「マツダさんに負けたくない」豊田章男社長が口にしたクルマ愛と危機感
「未来のモビリティ」に重要なビッグデータとAI
現在、世間で知られている最も進んだAIはIBMの『ワトソン』だろう。もちろんAIは万能ではないが、得意な領域においてはすでに人々の予測を遙かに上回ることができる。チェスのチャンピオンに勝ったり、将棋の名人に勝ったりするのはあくまでも宣伝に過ぎない。2014年にIBMの相談役、北城格太郎氏にインタビューした時、筆者はAIの可能性に驚愕した。 ワトソンは必ずしも論理的ではない質問を受けて、文脈を理解し、最も適切な答えを出すシステムだ。例えば病気のさまざまな症状を聞くと、常に最新の論文データを読み込んで文脈を理解したワトソンは「こういう可能性がある」ということを医者にサジェストすることができる。病気の診断は一例に過ぎない。ある人に適正な金融商品を探し出すファイナンシャルプランナーのような仕事もできる。

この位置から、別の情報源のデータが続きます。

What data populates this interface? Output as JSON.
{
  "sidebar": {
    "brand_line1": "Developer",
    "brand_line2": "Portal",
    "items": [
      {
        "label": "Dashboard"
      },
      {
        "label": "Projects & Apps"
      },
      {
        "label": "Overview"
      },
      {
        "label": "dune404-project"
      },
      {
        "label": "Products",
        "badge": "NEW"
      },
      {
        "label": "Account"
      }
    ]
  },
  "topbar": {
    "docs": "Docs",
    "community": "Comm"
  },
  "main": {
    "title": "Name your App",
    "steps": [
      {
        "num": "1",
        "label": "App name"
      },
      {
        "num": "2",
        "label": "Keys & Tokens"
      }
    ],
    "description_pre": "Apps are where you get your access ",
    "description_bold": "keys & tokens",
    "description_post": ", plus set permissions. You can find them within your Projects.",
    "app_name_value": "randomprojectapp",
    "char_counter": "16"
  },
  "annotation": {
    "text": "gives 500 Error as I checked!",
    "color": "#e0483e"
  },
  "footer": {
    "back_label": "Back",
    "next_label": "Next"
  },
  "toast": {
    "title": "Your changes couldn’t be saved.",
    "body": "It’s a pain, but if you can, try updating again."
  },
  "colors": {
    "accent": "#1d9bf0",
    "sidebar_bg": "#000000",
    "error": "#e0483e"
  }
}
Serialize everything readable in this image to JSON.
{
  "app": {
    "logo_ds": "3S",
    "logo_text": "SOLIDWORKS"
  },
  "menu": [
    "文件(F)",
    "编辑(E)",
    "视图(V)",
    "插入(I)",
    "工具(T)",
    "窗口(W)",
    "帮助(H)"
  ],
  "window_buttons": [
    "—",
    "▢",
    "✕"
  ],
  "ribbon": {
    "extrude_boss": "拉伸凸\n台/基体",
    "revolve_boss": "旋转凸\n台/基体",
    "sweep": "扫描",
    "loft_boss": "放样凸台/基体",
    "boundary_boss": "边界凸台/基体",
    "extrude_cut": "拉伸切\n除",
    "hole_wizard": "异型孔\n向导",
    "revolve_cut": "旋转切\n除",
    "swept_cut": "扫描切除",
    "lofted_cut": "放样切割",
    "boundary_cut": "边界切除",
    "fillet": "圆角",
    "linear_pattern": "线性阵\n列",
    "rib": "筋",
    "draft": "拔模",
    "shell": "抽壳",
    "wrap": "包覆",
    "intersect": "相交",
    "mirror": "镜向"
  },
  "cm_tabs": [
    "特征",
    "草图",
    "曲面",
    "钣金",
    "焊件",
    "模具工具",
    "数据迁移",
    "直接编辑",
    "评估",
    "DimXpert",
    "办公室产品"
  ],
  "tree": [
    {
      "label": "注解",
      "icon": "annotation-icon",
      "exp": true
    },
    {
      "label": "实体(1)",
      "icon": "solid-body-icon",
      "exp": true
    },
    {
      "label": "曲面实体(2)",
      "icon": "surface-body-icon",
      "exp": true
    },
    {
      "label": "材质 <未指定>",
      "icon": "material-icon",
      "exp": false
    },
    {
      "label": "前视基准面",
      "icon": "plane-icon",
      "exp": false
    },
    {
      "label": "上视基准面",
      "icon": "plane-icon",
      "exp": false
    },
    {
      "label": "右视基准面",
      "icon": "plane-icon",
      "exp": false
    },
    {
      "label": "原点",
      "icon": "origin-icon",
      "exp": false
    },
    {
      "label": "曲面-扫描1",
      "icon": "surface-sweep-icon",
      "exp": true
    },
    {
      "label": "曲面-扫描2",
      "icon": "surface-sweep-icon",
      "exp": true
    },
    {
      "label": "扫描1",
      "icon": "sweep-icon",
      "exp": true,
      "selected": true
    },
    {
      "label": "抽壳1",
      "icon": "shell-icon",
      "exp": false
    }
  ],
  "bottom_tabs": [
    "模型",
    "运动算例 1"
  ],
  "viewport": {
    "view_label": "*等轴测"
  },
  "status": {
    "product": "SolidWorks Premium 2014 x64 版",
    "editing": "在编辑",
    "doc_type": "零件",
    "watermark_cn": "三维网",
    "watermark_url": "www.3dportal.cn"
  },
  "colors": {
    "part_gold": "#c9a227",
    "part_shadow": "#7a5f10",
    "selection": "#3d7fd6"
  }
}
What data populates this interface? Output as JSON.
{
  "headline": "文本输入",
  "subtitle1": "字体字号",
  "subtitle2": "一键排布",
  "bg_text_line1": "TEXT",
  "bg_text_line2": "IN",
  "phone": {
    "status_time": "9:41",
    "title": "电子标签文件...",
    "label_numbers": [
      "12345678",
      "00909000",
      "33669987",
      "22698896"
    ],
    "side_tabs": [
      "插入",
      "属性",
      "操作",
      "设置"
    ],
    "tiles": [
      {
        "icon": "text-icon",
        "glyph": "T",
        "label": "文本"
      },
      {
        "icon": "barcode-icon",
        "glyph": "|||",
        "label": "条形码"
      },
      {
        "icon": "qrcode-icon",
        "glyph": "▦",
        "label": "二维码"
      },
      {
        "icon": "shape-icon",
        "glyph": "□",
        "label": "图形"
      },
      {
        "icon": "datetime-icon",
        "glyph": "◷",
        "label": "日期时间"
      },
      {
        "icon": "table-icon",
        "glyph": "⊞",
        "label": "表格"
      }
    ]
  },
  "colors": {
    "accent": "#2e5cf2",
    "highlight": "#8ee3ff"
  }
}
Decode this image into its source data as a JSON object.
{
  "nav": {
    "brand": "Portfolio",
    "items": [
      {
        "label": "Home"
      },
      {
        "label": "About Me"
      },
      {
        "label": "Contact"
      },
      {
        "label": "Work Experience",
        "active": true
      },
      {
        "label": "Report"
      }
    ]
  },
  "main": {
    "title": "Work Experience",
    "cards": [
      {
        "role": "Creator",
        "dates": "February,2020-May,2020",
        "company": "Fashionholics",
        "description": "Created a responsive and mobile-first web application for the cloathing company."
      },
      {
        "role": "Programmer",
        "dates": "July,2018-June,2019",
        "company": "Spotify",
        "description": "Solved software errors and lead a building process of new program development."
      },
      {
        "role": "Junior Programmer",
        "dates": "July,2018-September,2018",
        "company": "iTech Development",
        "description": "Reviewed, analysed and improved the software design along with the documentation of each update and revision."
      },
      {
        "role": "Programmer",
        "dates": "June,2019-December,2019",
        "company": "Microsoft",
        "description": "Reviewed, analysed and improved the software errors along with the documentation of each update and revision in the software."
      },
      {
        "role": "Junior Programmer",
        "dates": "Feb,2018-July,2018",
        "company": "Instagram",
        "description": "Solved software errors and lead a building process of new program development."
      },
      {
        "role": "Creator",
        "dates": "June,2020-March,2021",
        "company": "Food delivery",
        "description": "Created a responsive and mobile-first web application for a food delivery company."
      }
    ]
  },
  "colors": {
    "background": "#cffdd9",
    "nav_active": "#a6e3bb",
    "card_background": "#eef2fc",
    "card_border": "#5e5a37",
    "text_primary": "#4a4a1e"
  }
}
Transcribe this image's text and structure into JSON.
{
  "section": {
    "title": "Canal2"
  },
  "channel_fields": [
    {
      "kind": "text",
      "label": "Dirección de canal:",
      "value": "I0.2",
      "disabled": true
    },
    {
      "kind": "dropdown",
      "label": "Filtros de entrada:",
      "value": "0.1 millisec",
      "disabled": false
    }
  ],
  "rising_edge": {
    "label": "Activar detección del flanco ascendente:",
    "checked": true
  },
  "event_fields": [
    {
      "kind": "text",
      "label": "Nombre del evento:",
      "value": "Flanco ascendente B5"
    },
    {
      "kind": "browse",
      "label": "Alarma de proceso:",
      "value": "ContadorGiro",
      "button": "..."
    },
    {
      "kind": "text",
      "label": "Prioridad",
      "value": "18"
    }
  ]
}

旅行プランの提案だってできるだろう。要するに膨大かつリアルタイムに更新され続ける判断材料から、現時点で考えられる最良の答えを探し出すことを得意としているのだ。しかもIBMはスタートアップ企業にこのワトソンを利用させるところまで考え始めていた。 日本の自動車保有台数はいま約8000万台だ。これらのクルマが日本中の道路を走り回った結果、何時どこで急ブレーキを踏んだかとか、いまどこを走っているクルマのワイパーが動いているかとか、ある区間を最も早く移動したクルマはどういうルートを通ったかとか、そういう膨大なデータが車車間通信を経由してビッグデータになる。従来は人が経験的に処理していた、こうしたデータに基づいてAIが判断する時代が間もなくやってくるのだ。今後自動車メーカーはこうした領域の技術も求められる。ビッグデータとAIは「未来のモビリティ」の重要な核のひとつである。 トヨタはすでにAI研究部門として2016年に『トヨタ・リサーチ・インスティテュート(TRI)』を設立し、先月は1億ドルを投じてベンチャーキャピタルファンドを立ち上げた。巨人トヨタは決してあるジャンルを外部に丸投げにしない。しかし前述の豊田社長の発言にもあるように、勝ち負けの対立軸だけでこれを見ない。必要があれば「新しい仲間を広く求め、競争し、協力し合っていく」というのだ。